Proponents of leasing have been conspicuously silent about the reality of climate change and the fact that more drilling will only hasten its worst impacts in the Arctic and globally. Stockman says that, compared with their European counterparts, the United States–based oil companies are particularly tone deaf when it comes to action on climate change. “They have an ideological position that is basically that nothing should be off limits,” he says. “So whether it’s viewed as economically viable and realistic from where we stand today and today’s markets, they have been pushing to open up everything. . . . And the Trump administration has been completely compliant.” 

Political and economic volatility aren’t the only factors that the fossil fuel industry, and the institutions that fund it, must confront. At the end of the day, oil companies are far from immune to public opinion.
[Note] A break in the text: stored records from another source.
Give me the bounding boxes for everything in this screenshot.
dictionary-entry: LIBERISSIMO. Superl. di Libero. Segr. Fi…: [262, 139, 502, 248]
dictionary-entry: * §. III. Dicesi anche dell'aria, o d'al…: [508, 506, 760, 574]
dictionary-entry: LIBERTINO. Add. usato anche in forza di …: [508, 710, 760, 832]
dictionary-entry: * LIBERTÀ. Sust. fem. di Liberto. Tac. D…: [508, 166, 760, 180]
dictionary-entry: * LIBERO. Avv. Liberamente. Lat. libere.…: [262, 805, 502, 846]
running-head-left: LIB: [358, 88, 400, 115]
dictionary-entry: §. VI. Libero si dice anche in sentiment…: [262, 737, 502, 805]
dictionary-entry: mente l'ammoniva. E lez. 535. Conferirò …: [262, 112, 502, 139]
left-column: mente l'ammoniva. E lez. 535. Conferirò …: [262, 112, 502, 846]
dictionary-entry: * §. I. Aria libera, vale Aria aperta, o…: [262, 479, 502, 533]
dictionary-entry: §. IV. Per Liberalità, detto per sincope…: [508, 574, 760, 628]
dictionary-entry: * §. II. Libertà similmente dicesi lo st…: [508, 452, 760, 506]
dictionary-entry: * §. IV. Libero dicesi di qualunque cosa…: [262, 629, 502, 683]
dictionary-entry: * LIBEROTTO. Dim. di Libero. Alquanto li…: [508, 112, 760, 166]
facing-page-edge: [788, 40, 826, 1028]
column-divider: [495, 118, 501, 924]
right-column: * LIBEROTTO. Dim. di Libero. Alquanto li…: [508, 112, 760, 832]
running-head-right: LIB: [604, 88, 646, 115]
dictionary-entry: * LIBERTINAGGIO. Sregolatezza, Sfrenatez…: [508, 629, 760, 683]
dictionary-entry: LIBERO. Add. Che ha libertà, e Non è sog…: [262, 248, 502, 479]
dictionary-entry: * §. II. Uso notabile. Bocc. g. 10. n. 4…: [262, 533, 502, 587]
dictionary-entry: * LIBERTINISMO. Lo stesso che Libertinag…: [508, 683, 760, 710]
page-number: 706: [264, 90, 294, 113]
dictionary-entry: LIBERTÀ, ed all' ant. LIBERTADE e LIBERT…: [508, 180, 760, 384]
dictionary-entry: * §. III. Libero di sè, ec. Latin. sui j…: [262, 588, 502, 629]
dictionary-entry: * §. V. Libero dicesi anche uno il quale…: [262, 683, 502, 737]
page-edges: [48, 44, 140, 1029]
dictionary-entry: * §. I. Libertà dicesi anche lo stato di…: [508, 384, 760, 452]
But there are signs of shifting headwinds in the finance sector. According to The Guardian, a group of investors managing more than $2.5 trillion asked banks and oil companies not to back efforts to open the Arctic Refuge to oil and gas development, calling it an “irresponsible business decision.” This week, a Norwegian pension fund worth $91 billion announced that it would divest from Chevron and Exxon over climate lobbying activities, and last year, Goldman Sachs became the first of five large US banks to announce that it would restrict its funding for the oil and gas sector and coal projects while explicitly condemning developments in the Arctic Refuge. The CEO of BlackRock, the world’s largest investment firm, signaled similar seismic changes when he asked investors in an open letter to weigh the risks of climate change.

“Many financial institutions have gotten investor pressure and investor scrutiny about their behavior and lending practices and insurance practices,” says Hipple. “It’s not only a question of whether the banks will fund this, but if the insurance companies insure this.” She notes that such investments are very high profile and high risk. “They can say [they’re] doing something to protect the climate, but at the end of the day, many of these financial institutions may back away because of the financial risk involved.”

“Major banks continue to pour a lot of money into fossil fuels,” says Cushing. “But we have seen some of the biggest banks in the world and in the United States begin to change their policies around fossil fuel financing.” While the trend certainly isn’t happening fast enough, he adds, it is underway.

Political and economic volatility aren’t the only factors that the fossil fuel industry, and the institutions that fund it, must confront. At the end of the day, oil companies are far from immune to public opinion. For instance, in 2015, Shell was forced to abandon an offshore drilling operation in the Arctic, due primarily to economics but in part because of public pressure. Memories of the Exxon Valdez spill in Alaska and the Deepwater Horizon oil spill in the Gulf of Mexico persist in the collective consciousness. According to a recent George Mason and Yale University poll, 67 percent of voters oppose oil drilling in the refuge, with voters who strongly oppose it outnumbering supporters by almost four to one. With enough pressure from activists and others, destroying public lands in exchange for minimal profits could ultimately prove to be too much of an uphill battle.